What if they made major costly renovations and everybody hated their
home and….them as hosts?
At
that moment, Emily came in carrying a tray full of coffee, orange
juice and Irish scones. She placed it on the wicker table beside
their chairs and her smile was so wide and warm, that every bit of
anxiety flew out of Rose. This was her best friend who had helped her
out of every major problem in her life. There were some things that
Emily knew that Christopher never had known. Yes, this would be a
change, but as they had discussed from the very beginning, change is
what they both desperately needed. Rose's mind drifted to a
conversation from the year before...
“We’re
not getting any younger, Emily,” Rose said last Christmas as they
sat drinking spiced wine before a roaring fire. “Don’t get me
wrong. I love my life. I love this town. I keep busy writing,
volunteering and the days seem to just fly by so that I’m never
bored. But something has been nagging at me lately that I can’t
explain….”
“Well,
I know just what you’re talking about,” Emily said. “We’ve
both turned 60 and it has a feeling of turning a corner where things
start to get smaller. Before the world was open for us to do
anything, but now we know there are limitations.” She took another
sip of wine. “I’ve thought about that lately, too.”
Rose’s
face matched her name at this point, being all red and rosy from her
drink. “Then let’s do something before it gets too late. Let’s
do something that will not have every day exactly the same, no matter
how much we say we love every day.

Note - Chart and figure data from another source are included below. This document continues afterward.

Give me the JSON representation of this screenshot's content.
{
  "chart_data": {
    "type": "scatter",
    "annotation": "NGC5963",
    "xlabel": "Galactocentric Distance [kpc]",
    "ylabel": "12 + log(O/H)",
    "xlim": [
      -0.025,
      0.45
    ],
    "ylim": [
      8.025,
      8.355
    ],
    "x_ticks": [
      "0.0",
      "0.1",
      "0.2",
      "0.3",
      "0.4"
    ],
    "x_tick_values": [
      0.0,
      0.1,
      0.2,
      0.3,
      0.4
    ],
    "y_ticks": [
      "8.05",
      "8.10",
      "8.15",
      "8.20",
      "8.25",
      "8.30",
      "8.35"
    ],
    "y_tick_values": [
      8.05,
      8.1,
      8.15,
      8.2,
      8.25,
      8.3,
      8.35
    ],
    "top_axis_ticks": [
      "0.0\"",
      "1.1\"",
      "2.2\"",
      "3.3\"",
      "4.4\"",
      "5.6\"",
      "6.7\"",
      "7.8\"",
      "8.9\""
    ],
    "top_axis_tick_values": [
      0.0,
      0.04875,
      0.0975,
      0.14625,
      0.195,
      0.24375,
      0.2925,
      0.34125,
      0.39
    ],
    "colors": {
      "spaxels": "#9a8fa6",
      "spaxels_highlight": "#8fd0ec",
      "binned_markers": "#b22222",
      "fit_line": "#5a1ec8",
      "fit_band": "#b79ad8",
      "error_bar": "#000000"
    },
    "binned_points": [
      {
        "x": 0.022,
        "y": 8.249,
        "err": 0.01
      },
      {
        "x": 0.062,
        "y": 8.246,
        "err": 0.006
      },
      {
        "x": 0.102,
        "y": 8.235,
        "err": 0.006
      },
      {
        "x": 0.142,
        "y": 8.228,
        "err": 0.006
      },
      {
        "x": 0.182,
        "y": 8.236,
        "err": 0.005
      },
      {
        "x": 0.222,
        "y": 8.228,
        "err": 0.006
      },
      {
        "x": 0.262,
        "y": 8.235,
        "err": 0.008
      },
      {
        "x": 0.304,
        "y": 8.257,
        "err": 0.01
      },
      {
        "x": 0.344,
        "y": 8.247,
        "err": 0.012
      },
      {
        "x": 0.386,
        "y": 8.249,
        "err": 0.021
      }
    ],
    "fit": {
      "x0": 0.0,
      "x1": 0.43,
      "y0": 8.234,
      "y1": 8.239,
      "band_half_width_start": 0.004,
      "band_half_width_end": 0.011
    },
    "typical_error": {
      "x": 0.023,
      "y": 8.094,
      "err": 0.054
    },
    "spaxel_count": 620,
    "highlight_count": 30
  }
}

We need change, don’t we?”
Emily
laughed. “Like bungee jumping or something? Sail around the world
in a small boat….or take a cruise and gain thirty pounds from the
buffets?”
Rose
frowned. “Not like a vacation. No.” She shook her head. “I
don’t know what exactly. Never mind. I guess it’s the wine
talking.”
Emily
took another sip. “You know this house used to be a guest house at
one time. My father mentioned it. Not quite sure he could imagine a
passel of strangers coming in and out. He was a bit of a germaphobic,
I think.”
Rose
jumped off the couch. “That’s it, Emily! That’s it, exactly.!
Let’s open up a bed and breakfast. We would meet all kinds of
interesting people that way.”
Emily
held her glass in mid-air. “Bed and breakfast? You mean in this
house?”
“Well,
we’d do it together. I guess we could sell our homes and buy
something else or….”
“No,”
Emily said quickly. “You sell your house. I’ve seen the way you
get to moping around that house with all those memories. You want
change, I think you need to leave there. We’ll combine our money
somehow, do some renovations, put the house in both our names and run
the place equally. Only way it will work.”
And
from that day, it was nothing but plans and more plans.